Buntut dari kasus tersebut, membuat yayasan Miss Universe Indonesia ditinggalkan CEO, Eldwen Wang yang memutuskan untuk undur diri dari jabatannya.
Tak hanya itu, fotografer kondang Rio Motret pun undur diri dari jabatannya sebagai Visual Director Miss Universe Indonesia yang kini sedang berhadapan dengan urusan hukum.
Finalis Miss Universe Indonesia 2023 mempermasalahkan proses body checking dalam kontestasi tersebut. Di antara hal yang menjadi sorotan adalah tempat pelaksanaan body checking yang tidak privat karena dilakukan di sebuah ballroom hotel hanya menggunakan penutup banner serta gantungan baju.
"Ballroom hotel, bisa kebayang kan gede, ada CCTV hanya dibuat sekat dari banner dan gantungan baju. Jadi mereka yang dari dalam bisa melihat dari luar," kata Mellissa Anggraeni.
Selain itu, Melissa pun mengatakan semula para finalis diberi tahu untuk melakukan fitting busana. Namun, tanpa pemberitahuan lebih lanjut tiba-tiba para finalis diharuskan melakukan body checking.
"Sebenarnya agendanya fitting, tapi ada agenda yang mereka buat. Fitting-nya memang iya, tapi di luar itu ada tiba-tiba tanpa diagendakan," ucapnya.
Melissa mengatakan korban dalam kondisi tertekan ketika melakukan body checking dengan kondisi bugil dan disaksikan lawan jenis. Belum lagi adanya CCTV di ballroom hotel yang menangkap adegan bugil itu.
"Kita bisa bayangkan bagaimana teman-teman kontestan tertekan dalam situasi seperti itu. Sejauh ini kita buktinya sudah sempat lihat tapi tersebarnya sejauh mana, biar pihak kepolisian yang menilai karena di dalam ballroom kan ada CCTV," ujarnya.

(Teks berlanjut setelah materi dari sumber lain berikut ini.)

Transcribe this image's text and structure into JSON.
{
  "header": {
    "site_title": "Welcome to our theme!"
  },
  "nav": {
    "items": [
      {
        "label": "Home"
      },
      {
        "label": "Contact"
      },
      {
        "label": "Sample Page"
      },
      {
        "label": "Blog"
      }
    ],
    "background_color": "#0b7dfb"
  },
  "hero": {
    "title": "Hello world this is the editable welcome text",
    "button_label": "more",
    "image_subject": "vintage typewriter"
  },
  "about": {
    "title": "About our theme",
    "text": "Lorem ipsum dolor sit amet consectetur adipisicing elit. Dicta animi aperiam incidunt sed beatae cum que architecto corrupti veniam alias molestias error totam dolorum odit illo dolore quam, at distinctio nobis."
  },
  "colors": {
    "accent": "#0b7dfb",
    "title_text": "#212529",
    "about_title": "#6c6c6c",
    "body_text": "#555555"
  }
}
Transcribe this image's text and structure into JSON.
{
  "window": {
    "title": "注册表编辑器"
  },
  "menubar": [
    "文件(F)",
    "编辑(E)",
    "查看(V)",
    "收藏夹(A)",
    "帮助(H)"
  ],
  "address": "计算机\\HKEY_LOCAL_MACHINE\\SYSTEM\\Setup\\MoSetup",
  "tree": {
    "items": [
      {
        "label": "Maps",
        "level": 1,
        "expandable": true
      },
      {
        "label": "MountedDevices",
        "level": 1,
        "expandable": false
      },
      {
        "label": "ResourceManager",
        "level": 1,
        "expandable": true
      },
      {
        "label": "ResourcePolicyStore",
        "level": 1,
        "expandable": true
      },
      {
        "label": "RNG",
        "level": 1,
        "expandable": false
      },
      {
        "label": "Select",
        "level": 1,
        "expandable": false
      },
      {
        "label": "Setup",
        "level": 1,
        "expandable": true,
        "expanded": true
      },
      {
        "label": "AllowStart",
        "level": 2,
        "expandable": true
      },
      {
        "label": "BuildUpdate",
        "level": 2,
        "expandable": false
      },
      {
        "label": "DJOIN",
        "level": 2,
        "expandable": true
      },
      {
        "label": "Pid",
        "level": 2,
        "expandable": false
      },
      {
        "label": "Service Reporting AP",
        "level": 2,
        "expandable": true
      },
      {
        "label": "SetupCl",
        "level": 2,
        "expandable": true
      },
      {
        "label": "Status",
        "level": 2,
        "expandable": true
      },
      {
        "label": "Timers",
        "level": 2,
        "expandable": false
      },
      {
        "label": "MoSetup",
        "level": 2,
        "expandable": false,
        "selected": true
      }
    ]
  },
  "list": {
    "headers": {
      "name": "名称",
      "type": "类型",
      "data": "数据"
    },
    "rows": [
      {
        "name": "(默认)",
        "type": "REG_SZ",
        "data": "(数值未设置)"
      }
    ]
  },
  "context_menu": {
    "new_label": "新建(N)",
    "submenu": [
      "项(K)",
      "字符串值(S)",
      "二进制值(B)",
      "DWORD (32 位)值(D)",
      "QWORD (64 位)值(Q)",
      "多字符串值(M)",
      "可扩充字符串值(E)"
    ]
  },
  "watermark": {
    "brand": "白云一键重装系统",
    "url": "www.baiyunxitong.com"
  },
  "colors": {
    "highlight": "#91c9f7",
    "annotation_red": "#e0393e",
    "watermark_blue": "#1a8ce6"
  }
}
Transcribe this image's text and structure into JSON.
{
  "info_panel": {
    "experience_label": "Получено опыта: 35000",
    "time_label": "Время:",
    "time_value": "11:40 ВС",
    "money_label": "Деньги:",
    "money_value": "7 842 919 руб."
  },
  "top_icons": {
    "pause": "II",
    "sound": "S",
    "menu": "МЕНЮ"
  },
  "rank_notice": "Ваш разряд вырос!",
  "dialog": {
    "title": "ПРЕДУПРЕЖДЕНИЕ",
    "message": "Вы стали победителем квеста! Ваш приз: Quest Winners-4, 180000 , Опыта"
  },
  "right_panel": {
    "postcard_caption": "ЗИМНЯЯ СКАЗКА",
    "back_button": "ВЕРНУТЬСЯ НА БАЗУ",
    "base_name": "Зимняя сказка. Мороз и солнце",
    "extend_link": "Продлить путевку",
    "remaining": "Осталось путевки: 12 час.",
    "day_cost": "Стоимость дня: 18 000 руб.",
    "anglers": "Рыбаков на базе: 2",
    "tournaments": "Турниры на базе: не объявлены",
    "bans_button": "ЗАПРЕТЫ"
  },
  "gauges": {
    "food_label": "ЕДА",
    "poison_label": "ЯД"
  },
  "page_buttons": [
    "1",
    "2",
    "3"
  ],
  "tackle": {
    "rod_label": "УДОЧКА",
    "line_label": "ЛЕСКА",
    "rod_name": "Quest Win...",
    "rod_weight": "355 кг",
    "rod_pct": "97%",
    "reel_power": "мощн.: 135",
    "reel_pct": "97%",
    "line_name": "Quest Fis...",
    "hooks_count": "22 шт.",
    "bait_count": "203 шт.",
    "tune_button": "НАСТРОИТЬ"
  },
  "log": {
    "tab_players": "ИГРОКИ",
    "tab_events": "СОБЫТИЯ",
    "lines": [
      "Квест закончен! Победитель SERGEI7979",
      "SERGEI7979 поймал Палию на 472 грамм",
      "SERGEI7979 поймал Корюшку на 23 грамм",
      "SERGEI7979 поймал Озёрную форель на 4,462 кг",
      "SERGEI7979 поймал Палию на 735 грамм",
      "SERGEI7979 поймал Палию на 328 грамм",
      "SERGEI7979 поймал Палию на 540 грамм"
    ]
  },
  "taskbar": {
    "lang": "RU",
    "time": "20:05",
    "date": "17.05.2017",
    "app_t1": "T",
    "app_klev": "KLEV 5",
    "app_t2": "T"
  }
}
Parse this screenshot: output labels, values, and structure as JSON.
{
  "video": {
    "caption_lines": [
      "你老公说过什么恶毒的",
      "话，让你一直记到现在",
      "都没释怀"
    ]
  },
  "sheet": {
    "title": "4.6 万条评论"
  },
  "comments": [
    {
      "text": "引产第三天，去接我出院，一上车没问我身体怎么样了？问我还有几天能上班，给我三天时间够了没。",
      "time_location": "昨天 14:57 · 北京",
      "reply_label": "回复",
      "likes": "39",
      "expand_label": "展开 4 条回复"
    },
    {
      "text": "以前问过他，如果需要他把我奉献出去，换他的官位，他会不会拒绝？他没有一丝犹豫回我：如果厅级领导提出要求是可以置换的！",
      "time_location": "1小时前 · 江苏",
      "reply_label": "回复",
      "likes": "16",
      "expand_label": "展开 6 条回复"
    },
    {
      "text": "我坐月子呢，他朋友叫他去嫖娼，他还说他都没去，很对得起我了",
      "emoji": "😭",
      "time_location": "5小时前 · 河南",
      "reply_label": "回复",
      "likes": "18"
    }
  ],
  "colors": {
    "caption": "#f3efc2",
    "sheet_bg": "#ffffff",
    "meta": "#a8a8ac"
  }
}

Salah satu finalis Miss Universe Indonesia 2023 berinisial R menceritakan kronologi pelecehan yang dilakukan salah satu kru even organizer (EO) di helatan itu. R mengaku diminta untuk fitting pakaian oleh pihak EO, tapi tiba-tiba ada agenda body checking tapa sepengetahuan R dan tidak ada dalam rundown acara.
"Awalnya saya disuruh untuk mencoba sebuah gaun. Tapi, tiba-tiba saya malah disuruh (setengah) bugil. Saya kaget dong, karena nggak ada agenda body checking," kata R.
Ia terpaksa berpose di depan kamera dan mengungkap menjadi korban pelecehan seksual setelah salah satu kru menyentuh bagian pribadi tubuhnya. Ia mengaku kecewa dan malu karena direndahkan.
Kejadian pelecehan tersebut berlangsung pada 1 Agustus 2023 dan sudah dilaporkan ke Polda Metro jaya. Selain R, korban lainnya berinisial N pun sudah masuk ke pihak berwajib.